If you have employees, keep them updated about any limits on travel and encourage them to work from home more. If your business is regarded as essential, take all steps you can to decrease the spread of the virus at your office or workplace. This consists of physical distancing, changing work schedules, and repeated sanitization.
2. Analyze the impact on how your business functions
How will this crisis change your business?

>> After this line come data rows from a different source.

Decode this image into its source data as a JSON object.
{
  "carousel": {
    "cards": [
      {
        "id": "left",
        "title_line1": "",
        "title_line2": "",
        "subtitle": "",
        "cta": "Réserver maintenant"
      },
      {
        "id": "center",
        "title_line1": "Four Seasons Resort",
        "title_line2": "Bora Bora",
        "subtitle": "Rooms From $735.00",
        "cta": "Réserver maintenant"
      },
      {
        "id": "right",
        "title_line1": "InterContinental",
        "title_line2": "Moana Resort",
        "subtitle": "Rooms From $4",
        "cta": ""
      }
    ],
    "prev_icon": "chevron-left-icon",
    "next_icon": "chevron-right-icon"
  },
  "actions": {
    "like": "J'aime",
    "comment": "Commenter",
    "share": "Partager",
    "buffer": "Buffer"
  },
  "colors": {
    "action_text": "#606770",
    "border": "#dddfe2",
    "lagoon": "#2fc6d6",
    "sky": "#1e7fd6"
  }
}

The best remedy is to estimate real-world best-case and worst-case outcomes and establish contingency plans for both.
It’s important to note in your assessment how long the pandemic will impact your business. Will it be a problem for six-months, one-year, or much more?
If your suppliers or customers cannot make purchase for a few weeks or months, what effect will that have on your projected income and sales?
3. Prepare to respond to changes
We could never have pictured the changes in the way people live today due to the pandemic. The business plan you planned six months ago may not work well today. You need to modify your plan and set up your business for how this tragic event has evolved. If your issue is temporary for less than three months, then reducing your expenses on marketing, travel, and staff hours could help you get through a rough period.
If the pandemic and lockdowns persist for multiple moths or even a year, then you have to make an additional backup plan; one that addresses minimizing your fixed costs, cutting down benefits, and even having to let good workers go.
4. Evaluate your finances
The financial risk and impact needs to be carefully weighed with your back-up plan. Where possible seek out ways to decrease non-essential expenses and regularly monitor your profit projections. Also, don’t overlook your accounts receivable and determine customers who are high risk of late payment.
Many business owners have savings they can draw on or access to keep them afloat. The best option for this is to secure a business line of credit prior to the actual need, so you can access those funds while in a disaster or pandemic. Another option for business owners is a mortgage for self-employed people likely provided by a mortgage broker.
None of us are fully aware of what’s coming next or if we’ll have to deal with a pandemic similar to this again in our lifetimes. But it is advantageous and wise to have a plan for your business during emergencies such as COVID-19 and makes sure it’s in a healthy position for recovery once things move back normal.